[libcxx-dev] Testing std::filesystem on Windows

Martin Storsjö via libcxx-dev libcxx-dev at lists.llvm.org
Fri Oct 16 03:19:23 PDT 2020


Hi,

As a prerequisite to being able to implement std::filesystem for windows 
in libc++ (something that I guess there's more or less desire to do), the 
first step would be to make the existing tests work on windows.

There already exists two other implementations of std::filesystem on 
windows; Microsoft's STL and libstdc++ for mingw. While there are certain 
corner case differences in how they behave, they agree on most of the 
vital points.

There are a couple things that differ pretty significantly in 
std::filesystem on Windows on these implementations, compared to other 
platforms and implementations, and most of these differenes are mandated:

- fs::path::value_type is wchar_t, and fs::path::string_type is 
std::wstring. This requires a bit of touch-ups here and there; some are 
pretty straightforward (just using the right fs::path::*_type instead of 
hardcoding char/string), but some require a bit more conversion, as a lot 
of the code in the testsuite really wants to work on test data in 
std::string form. Instead of forcing everything to agnostic form, I'm 
often using the string() method to specifically request a std::string.

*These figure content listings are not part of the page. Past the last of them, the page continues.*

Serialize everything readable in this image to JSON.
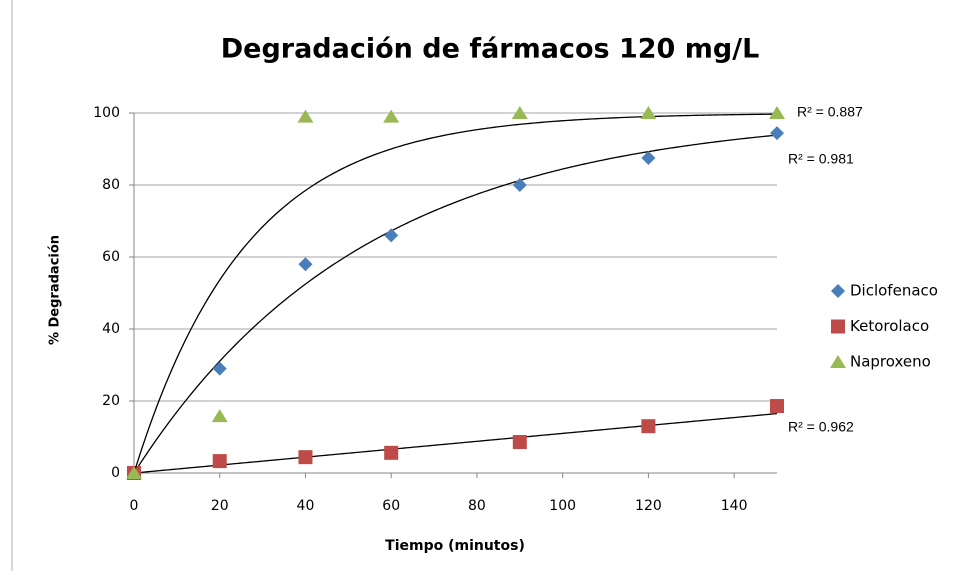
{
  "chart_data": {
    "type": "scatter",
    "title": "Degradación de fármacos 120 mg/L",
    "x_label": "Tiempo (minutos)",
    "y_label": "% Degradación",
    "xlim": [
      0,
      150
    ],
    "ylim": [
      0,
      100
    ],
    "xticks": [
      0,
      20,
      40,
      60,
      80,
      100,
      120,
      140
    ],
    "yticks": [
      0,
      20,
      40,
      60,
      80,
      100
    ],
    "grid": true,
    "legend": "right",
    "series": [
      {
        "name": "Diclofenaco",
        "color": "#4a7ebb",
        "marker": "diamond",
        "x": [
          0,
          20,
          40,
          60,
          90,
          120,
          150
        ],
        "values": [
          0,
          29,
          58,
          66,
          80,
          87.5,
          94.4
        ],
        "trend": {
          "type": "exponential",
          "rate": 0.0186,
          "plateau": 100,
          "label": "R² = 0.981"
        }
      },
      {
        "name": "Ketorolaco",
        "color": "#be4b48",
        "marker": "square",
        "x": [
          0,
          20,
          40,
          60,
          90,
          120,
          150
        ],
        "values": [
          0,
          3.3,
          4.4,
          5.6,
          8.6,
          13,
          18.6
        ],
        "trend": {
          "type": "linear",
          "slope": 0.11,
          "label": "R² = 0.962"
        }
      },
      {
        "name": "Naproxeno",
        "color": "#98b954",
        "marker": "triangle",
        "x": [
          0,
          20,
          40,
          60,
          90,
          120,
          150
        ],
        "values": [
          0,
          15.8,
          99,
          99,
          100,
          100,
          100
        ],
        "trend": {
          "type": "exponential",
          "rate": 0.0384,
          "plateau": 100,
          "label": "R² = 0.887"
        }
      }
    ]
  }
}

- preferred_separator is \ instead of /. This pops up in a few tests that 
do path adjustments. When comparing two fs::path objects using operator==, 
two paths are considered equal even if they have different separators, but 
some of the tests use a function PathEq(), that check for exact equality. 
For those cases, I've changed some occurrances of PathEq() into 
operator==.

- Many tests want to set permission::none on a directory, in order to make 
accesses fail, to test for different error cases. Setting permission::none 
doesn't really work in windows, at least not with the two tested 
implementations

- Tests that look for specific error codes often fail, but I guess this 
can be seen as a shortcoming in these implementations.

- While Windows does support symlinks, it's rather limited. (Only 
processes with elevated privileges can create symlinks, or normal 
processes can create symlinks on Windows 10 if developer mode is enabled 
and a special flag is included in the function call to create them.) For 
now I've just ifdeffed out those bits of the tests (which is a pretty big 
bit), but I guess I should revisit those bits before trying to upstream 
those parts.

- Windows filesystem timestamps (and both MS STL and libstdc++) use a 100 
nanosecond timebase, with a different epoch than the regular time_t epoch 
used in values returned by stat().


I've got a patchset locally that makes all tests pass, by either fixing 
things, or disabling tests that assume thigs that the implementations 
don't provide. I'll start by trying to upstream the more central and less 
dirty bits, to get the ball rolling.